Marc Denis stopped 27 shots after Pavol Demitra scored on the Blues' first shot just 16 seconds in -- the fastest goal ever scored against Columbus.

The Blues have lost three of four and four of six.

Barret Jackman carried the puck up the left wing and passed to Tyson Nash, whose shot on Denis bounced back to Nash. Nash reloaded, and his pass through the crease glanced off the skate of a Columbus defender and right to Demitra, who netted his third goal of the season.

The Blue Jackets pulled even late in the period on the power play. Rookie Rick Nash took a pass from Rostislav Klesla at the left of the net and fired a pass through the slot to Mike Sillinger for his fourth goal.

Columbus went ahead 2-1 when Grant Marshall redirected Whitney's slap shot 3:54 into the third period.

St.
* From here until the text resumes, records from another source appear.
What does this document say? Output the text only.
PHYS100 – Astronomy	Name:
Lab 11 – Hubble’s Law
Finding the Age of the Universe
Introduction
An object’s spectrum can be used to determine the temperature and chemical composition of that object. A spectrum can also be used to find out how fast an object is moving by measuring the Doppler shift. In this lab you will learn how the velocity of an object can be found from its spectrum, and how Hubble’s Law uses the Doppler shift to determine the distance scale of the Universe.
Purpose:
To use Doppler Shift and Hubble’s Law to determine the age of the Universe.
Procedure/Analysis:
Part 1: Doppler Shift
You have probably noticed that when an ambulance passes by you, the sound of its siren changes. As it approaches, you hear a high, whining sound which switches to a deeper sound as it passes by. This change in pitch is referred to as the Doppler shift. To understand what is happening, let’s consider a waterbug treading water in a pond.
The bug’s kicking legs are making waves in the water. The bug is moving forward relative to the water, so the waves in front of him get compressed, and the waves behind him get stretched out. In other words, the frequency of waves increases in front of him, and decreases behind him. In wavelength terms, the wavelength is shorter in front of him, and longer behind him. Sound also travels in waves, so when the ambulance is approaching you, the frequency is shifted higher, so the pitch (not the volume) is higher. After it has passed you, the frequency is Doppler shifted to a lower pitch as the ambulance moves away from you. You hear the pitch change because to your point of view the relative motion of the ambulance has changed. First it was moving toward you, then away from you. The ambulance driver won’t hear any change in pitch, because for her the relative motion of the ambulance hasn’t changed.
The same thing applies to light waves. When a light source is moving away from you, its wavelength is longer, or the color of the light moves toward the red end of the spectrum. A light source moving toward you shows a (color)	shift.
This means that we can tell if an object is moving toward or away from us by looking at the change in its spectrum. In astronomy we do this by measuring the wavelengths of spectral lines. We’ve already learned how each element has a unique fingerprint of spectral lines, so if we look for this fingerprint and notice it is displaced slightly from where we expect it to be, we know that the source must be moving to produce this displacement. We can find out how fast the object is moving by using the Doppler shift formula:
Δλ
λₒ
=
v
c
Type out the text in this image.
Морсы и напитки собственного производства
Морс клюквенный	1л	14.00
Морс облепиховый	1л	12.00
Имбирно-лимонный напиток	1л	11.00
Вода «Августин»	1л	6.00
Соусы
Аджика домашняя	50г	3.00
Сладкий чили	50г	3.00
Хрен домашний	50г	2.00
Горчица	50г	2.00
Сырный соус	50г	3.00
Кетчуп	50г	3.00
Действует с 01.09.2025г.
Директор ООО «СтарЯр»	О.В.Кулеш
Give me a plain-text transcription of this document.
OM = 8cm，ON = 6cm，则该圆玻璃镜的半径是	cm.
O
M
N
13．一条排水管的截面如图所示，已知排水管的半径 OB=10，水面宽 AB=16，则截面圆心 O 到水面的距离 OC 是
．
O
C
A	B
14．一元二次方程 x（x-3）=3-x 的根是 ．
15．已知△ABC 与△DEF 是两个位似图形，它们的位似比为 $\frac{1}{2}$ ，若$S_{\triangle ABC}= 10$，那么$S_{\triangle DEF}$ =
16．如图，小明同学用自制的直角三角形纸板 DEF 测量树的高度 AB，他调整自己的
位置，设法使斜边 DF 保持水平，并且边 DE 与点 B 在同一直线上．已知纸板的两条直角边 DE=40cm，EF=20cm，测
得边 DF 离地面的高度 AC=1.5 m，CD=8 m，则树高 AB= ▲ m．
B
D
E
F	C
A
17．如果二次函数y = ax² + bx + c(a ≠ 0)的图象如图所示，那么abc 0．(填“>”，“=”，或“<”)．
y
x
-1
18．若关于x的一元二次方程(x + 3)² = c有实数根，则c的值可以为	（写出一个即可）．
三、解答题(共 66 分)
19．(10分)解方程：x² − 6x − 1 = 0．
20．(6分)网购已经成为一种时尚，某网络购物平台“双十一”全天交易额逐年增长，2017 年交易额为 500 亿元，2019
Louis pulled even with 6:40 remaining when Al MacInnis scored his fifth on a one-timer from the right dot to set the stage for the fast finish.

"It's easy to point the finger at one turnover," MacInnis said. "But at the same time we need a little bit more from everybody."

The win offered some redemption to the Blue Jackets.

"It feels good," Whitney said. "If we could do it like four more times to equal up how many times we've given one up, we'll feel a lot better."